Most of these salmon are wild fish bred in rivers and not hatcheries. The sockeye salmon is the Columbia Basin’s farthest-swimming salmon. They cross nine dams before they reach spawning grounds in northern Washington and Canada.
Biologists believe that improved dams, favorable ocean conditions and restored habitat in the Okanagan River Basin are the cause for the sockeye salmon resurgence. The Okanagan River Basin drains into the Columbia River.
Okanagan sockeye salmon were never listed as endangered, but Snake River sockeye in Idaho were listed. In the early 1980s and 1990s the future was looking especially bleak for Okanagan salmon, when only 9,000 of them returned to the Columbia Basin.
Hydroelectric dams would regularly wash out sockeye eggs after the fish laid them in the water, otherwise they were left high and dry before they hatched. This species was especially difficult to raise in hatcheries, which decimated the population.
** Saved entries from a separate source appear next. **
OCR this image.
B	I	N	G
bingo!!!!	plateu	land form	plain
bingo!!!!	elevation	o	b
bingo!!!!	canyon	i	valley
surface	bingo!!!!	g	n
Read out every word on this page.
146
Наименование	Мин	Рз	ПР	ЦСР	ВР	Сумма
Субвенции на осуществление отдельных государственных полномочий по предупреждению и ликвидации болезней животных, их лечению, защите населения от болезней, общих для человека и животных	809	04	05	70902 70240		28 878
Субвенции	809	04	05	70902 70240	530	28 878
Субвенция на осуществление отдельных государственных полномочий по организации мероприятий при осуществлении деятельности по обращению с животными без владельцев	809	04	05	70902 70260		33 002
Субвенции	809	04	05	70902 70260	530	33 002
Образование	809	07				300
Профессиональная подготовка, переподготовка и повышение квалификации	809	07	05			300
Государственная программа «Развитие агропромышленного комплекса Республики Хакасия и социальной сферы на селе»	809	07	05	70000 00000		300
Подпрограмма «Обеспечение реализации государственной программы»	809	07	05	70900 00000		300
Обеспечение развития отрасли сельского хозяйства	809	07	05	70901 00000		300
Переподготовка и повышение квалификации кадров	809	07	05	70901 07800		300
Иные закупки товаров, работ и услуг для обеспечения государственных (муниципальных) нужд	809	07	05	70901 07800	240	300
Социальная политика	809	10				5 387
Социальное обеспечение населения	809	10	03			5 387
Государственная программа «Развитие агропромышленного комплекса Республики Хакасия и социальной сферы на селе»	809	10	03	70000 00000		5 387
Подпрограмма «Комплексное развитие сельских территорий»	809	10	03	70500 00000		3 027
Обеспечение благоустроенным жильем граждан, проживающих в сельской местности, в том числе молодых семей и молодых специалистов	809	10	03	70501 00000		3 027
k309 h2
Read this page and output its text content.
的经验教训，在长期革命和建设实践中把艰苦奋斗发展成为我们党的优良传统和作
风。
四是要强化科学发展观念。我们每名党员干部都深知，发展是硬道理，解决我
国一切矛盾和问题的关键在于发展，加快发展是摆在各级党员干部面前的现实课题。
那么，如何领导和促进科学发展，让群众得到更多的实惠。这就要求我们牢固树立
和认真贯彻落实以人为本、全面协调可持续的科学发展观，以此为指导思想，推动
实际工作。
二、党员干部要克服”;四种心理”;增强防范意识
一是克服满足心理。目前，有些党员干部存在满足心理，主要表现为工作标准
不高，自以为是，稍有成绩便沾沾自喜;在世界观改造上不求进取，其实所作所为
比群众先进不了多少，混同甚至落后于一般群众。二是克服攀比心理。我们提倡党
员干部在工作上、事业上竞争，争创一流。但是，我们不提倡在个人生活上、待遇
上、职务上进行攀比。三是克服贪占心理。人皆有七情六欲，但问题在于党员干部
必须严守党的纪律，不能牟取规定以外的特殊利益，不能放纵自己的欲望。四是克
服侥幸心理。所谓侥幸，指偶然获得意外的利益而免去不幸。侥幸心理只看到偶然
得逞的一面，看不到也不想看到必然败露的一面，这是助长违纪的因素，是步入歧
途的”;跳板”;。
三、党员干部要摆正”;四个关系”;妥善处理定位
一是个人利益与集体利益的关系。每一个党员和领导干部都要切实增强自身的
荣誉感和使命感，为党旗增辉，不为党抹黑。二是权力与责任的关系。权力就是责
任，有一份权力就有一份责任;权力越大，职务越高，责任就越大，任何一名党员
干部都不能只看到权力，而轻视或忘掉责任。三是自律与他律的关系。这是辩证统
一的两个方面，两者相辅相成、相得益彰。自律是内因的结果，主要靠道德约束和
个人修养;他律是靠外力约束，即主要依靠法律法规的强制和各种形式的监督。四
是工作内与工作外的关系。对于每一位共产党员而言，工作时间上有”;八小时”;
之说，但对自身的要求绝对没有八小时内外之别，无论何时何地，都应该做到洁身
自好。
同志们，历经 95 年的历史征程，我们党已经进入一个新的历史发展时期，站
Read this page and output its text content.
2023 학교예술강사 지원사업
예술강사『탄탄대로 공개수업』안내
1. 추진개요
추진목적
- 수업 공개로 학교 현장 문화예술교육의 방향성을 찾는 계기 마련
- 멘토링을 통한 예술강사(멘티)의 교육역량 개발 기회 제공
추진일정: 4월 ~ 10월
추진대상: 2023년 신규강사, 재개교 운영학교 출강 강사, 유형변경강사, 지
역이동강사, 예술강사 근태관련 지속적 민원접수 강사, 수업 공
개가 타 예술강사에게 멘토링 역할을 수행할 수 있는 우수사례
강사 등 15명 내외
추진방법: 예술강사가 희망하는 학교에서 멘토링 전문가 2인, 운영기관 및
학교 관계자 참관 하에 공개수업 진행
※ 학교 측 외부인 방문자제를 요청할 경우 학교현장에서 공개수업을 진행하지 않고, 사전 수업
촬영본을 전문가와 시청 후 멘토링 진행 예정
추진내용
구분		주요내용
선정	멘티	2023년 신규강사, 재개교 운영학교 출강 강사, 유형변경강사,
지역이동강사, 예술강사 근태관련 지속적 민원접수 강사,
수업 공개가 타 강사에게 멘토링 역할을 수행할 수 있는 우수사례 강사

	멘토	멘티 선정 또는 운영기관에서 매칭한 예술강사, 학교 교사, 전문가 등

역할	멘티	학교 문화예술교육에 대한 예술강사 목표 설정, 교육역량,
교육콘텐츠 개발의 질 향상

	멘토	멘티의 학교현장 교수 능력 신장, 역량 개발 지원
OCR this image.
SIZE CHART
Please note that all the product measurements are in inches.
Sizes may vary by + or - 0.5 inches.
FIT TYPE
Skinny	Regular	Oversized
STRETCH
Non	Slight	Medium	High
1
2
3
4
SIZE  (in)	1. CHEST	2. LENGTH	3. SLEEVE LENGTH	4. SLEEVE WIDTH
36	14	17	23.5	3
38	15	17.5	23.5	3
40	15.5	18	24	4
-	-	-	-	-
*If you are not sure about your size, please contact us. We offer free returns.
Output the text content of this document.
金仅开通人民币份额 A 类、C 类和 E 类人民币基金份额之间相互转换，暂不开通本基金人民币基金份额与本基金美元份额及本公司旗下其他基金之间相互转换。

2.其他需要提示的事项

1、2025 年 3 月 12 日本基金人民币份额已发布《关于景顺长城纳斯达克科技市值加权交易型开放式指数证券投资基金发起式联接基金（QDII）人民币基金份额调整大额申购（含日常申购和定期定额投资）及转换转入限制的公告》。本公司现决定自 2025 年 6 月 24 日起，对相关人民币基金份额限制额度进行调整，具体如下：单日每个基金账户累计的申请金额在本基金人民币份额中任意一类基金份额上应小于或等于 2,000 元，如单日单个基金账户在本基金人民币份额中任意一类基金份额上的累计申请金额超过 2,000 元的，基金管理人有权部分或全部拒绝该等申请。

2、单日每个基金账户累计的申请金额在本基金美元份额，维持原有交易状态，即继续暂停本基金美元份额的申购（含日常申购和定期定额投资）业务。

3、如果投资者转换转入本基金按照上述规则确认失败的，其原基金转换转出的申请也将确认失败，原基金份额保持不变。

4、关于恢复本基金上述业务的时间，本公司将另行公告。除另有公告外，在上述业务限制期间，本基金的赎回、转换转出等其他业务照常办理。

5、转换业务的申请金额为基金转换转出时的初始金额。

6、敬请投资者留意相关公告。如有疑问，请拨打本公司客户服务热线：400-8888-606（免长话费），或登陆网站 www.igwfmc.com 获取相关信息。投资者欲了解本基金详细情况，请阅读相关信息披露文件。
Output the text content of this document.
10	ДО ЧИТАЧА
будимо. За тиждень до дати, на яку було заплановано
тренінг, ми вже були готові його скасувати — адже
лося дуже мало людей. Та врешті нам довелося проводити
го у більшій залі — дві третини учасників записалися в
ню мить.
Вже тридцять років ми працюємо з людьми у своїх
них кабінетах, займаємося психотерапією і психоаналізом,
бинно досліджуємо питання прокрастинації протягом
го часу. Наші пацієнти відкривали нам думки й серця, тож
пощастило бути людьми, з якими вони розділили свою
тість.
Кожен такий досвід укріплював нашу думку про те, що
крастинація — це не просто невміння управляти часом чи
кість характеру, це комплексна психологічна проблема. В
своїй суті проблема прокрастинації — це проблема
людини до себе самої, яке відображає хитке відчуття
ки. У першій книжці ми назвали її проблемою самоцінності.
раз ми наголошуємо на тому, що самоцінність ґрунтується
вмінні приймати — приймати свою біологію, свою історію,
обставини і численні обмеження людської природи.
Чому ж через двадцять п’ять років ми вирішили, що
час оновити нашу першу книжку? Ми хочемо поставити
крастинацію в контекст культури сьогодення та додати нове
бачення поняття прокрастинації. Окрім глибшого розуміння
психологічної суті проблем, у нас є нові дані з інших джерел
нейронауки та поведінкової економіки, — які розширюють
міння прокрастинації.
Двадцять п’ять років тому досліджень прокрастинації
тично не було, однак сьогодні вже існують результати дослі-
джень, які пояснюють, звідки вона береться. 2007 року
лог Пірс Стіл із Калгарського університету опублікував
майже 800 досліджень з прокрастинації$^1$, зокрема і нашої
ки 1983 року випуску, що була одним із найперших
Tribes on both sides of the Canadian-American border recognized this problem and teamed up with the local utilities that owned the dams to solidify rules for maintaining a viable flow of water for the fish. The improved dam operations have benefited not only sockeye salmon, but chinook, coho, chums, pinks and steelhead, according to Ritchie Graves, NOAA Fisheries Service biologist.
Combined, the six species had 1.8 million salmon swim over the Bonneville dam in 2010, compared to 1938’s number of 471,144.